Recreation director Howard "Tex" Gwynne had checked out similar environmentally safe
equipment at a children's park in Cherry Hill and "was sold on it right away." he said.
"It's the safety factor. If a kid falls from the top of a playground, he's not going to get hurt."
"I love this stuff," said Patty Pacitti, a mother of three boys. "We've been to several
playgrounds in other townships where they have wood chips or sand, which is just not as good. They might fall down or put it in their mouths."
Jerry, her 4-year-old son, couldn't have agreed more when he tripped into the turf, mouth wide open.
"Yechh," he said, as he spittout out bits of black. Not very tasty.

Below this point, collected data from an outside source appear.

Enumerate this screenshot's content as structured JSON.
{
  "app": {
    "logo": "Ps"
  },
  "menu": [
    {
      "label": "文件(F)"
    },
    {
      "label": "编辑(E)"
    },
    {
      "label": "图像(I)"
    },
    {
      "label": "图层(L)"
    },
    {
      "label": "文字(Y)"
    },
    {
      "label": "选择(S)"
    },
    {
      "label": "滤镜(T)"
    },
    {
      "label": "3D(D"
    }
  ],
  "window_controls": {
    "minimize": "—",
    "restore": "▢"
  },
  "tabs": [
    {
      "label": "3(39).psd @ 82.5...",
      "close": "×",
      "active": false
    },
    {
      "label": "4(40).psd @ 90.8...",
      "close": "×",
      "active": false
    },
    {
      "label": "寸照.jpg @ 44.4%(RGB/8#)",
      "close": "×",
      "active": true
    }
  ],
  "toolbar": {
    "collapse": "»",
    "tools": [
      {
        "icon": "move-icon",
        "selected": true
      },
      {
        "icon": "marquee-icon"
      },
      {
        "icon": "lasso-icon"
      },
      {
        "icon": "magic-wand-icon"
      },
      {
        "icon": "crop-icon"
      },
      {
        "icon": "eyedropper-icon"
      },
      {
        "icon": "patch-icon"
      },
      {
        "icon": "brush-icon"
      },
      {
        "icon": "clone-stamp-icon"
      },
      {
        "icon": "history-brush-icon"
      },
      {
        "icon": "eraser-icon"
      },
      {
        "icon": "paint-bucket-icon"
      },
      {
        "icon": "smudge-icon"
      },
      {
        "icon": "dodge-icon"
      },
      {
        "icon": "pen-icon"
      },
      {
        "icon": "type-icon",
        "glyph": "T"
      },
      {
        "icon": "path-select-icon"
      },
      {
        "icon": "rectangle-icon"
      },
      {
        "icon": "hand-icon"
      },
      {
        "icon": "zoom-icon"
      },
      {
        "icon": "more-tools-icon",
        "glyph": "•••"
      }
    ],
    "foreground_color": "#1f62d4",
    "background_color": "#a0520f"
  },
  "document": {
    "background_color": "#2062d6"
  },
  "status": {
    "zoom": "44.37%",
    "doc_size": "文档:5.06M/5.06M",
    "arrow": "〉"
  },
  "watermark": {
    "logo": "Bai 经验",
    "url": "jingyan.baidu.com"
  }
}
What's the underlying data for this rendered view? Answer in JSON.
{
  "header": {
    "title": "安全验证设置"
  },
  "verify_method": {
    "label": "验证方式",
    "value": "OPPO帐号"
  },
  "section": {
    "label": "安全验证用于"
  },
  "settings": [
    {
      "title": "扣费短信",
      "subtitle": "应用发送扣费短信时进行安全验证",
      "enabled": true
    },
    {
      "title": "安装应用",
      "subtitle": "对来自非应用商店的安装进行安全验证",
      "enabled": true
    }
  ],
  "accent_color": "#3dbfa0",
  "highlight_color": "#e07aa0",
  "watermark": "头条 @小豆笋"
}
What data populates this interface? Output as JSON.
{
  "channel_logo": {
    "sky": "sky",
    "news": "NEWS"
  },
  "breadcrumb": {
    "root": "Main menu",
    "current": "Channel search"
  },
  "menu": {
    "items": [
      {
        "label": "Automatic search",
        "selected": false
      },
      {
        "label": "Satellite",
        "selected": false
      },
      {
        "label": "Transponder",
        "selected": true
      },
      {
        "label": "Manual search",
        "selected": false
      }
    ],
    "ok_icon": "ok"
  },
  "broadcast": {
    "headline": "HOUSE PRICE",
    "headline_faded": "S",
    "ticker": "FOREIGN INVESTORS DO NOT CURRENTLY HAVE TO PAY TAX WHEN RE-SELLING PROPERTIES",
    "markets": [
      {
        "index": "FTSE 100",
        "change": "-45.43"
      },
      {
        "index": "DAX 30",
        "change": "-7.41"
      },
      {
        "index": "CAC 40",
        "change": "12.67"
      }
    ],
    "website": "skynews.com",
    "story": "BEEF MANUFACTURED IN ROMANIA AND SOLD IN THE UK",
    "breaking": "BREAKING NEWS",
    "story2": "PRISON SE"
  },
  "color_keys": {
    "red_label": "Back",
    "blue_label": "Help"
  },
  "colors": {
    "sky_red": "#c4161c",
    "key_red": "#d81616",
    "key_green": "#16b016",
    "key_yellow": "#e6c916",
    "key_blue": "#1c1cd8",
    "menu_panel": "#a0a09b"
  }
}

Perma-Turf, made in Delaware by the Tirec Corp., gives old tires that people otherwise have to pay to have hauled away a second chance at life.
"If you think about it, whoever came up with the idea came up with it at the right time,"
Tirec spokeswoman Jennifer Buchanan said. "We spent 60 years making tires indestructible for our cars, and making them bad for the landfills. Now it's saving children."
A 1994 study of playgrounds in 22 states by the Public Interest Research Groups and
Consumer Federation of America found that 75 percent of playground injuries are caused by falls, and that 92 percent of the playgrounds had inadequate protective surfaces.
The cushioning effect of six inches of Perma-Turf is comparable to 12 inches of mulch, a more traditional ground cover, Buchanan said.